Home Gold News Gold Price Outlook: Bullish Trend Remains Strong Amid Weakening US Dollar

Gold Price Outlook: Bullish Trend Remains Strong Amid Weakening US Dollar

by Darren

Gold prices have shown a sustained upward trend in recent months, as investors seek safe-haven assets amidst ongoing economic uncertainty. Recent developments in the U.S. economy have played a key role in shaping the price movements of gold, with market participants keeping a close eye on interest rates and economic indicators to gauge future price action.

Gold Price and Market Movers

Gold prices experienced a brief pullback but maintained strong gains for the week. As the price dipped below $2,900, traders took profits, marking a daily loss of 1.48%, with XAU/USD last seen trading at $2,883. Despite the decline, gold remained resilient due to weakening U.S. Treasury yields and a softer U.S. dollar.

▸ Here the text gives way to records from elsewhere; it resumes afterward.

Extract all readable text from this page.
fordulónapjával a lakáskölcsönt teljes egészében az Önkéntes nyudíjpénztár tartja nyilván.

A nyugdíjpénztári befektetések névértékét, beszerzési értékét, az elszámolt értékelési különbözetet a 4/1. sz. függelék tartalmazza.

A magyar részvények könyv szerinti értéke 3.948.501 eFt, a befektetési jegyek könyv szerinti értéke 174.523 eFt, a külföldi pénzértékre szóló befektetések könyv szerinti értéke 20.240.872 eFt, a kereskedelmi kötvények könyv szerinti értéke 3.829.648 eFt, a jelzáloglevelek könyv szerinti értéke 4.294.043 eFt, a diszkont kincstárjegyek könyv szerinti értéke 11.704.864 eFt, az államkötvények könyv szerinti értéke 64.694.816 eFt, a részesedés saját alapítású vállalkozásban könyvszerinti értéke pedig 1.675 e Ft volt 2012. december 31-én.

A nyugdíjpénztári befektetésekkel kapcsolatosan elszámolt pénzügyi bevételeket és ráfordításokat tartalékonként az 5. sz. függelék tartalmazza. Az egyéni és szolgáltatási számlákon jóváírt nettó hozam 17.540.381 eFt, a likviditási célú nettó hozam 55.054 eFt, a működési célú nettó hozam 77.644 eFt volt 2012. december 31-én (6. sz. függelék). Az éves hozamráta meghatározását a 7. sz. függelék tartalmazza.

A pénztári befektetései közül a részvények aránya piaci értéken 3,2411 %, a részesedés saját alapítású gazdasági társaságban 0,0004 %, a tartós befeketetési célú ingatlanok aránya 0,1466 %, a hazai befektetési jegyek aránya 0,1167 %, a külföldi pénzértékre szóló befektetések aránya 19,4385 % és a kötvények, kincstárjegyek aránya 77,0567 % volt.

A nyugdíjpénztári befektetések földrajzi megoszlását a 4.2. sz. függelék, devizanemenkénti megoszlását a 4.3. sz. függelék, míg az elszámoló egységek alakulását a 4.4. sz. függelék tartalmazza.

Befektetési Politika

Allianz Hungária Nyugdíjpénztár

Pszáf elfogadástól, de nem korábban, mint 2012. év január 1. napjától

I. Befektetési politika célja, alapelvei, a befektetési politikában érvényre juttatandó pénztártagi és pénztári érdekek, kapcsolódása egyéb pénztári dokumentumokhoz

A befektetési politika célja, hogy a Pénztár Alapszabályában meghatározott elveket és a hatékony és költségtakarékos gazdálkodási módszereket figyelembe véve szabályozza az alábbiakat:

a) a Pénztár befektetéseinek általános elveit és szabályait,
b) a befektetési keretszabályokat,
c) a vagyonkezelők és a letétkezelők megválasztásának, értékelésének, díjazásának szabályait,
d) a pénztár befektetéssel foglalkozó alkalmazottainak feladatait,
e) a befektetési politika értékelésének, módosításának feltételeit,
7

The release of U.S. retail sales data revealed a sharp decline, which exerted pressure on the U.S. dollar. This created support for gold as investors adjusted their positions. However, industrial production in the U.S. showed improvement, somewhat offsetting the negative sentiment from the retail data.

Impact of Fed Rate Cuts and Economic Indicators

Expectations of Federal Reserve rate cuts further influenced the market. Investors have priced in multiple rate cuts in 2025, contributing to a decline in the U.S. 10-year Treasury yield, which fell to 4.472%. Lower yields typically support gold prices by reducing the opportunity cost of holding the non-yielding metal.

Another key factor influencing gold prices is central bank activity. The World Gold Council reported that central banks purchased over 1,000 tons of gold in 2024. This surge in demand was especially notable following Donald Trump’s electoral victory, highlighting continued strong demand for gold as a reserve asset.

Gold Price Technical Outlook

The technical chart for gold shows an ascending channel, which points to a strong bullish trend. The price consistently respects the support and resistance levels of the channel, with buyers in control as the market forms higher highs and higher lows. The midline of the channel serves as dynamic support and resistance. The bullish trend remains intact unless the price breaks below the lower boundary.

Recently, gold tested the upper resistance level but faced selling pressure. A pullback brought the price closer to the midline, where buyers attempted to regain control. The support held, suggesting that the bullish trend is likely to continue. Should gold break above recent highs, it could push toward new resistance levels. However, a break below the ascending channel would signal a potential trend reversal.

Conclusion

Gold continues to be in a strong uptrend, despite short-term pullbacks. Economic uncertainty, falling U.S. Treasury yields, and central bank demand are all supporting prices. Technical analysis shows that the bullish structure remains intact, with key support levels holding. If gold manages to break above $2,942, further gains are possible. However, a break below the ascending channel could signal a shift in momentum. Traders should monitor economic data and Federal Reserve policy for insights into the future direction of gold prices.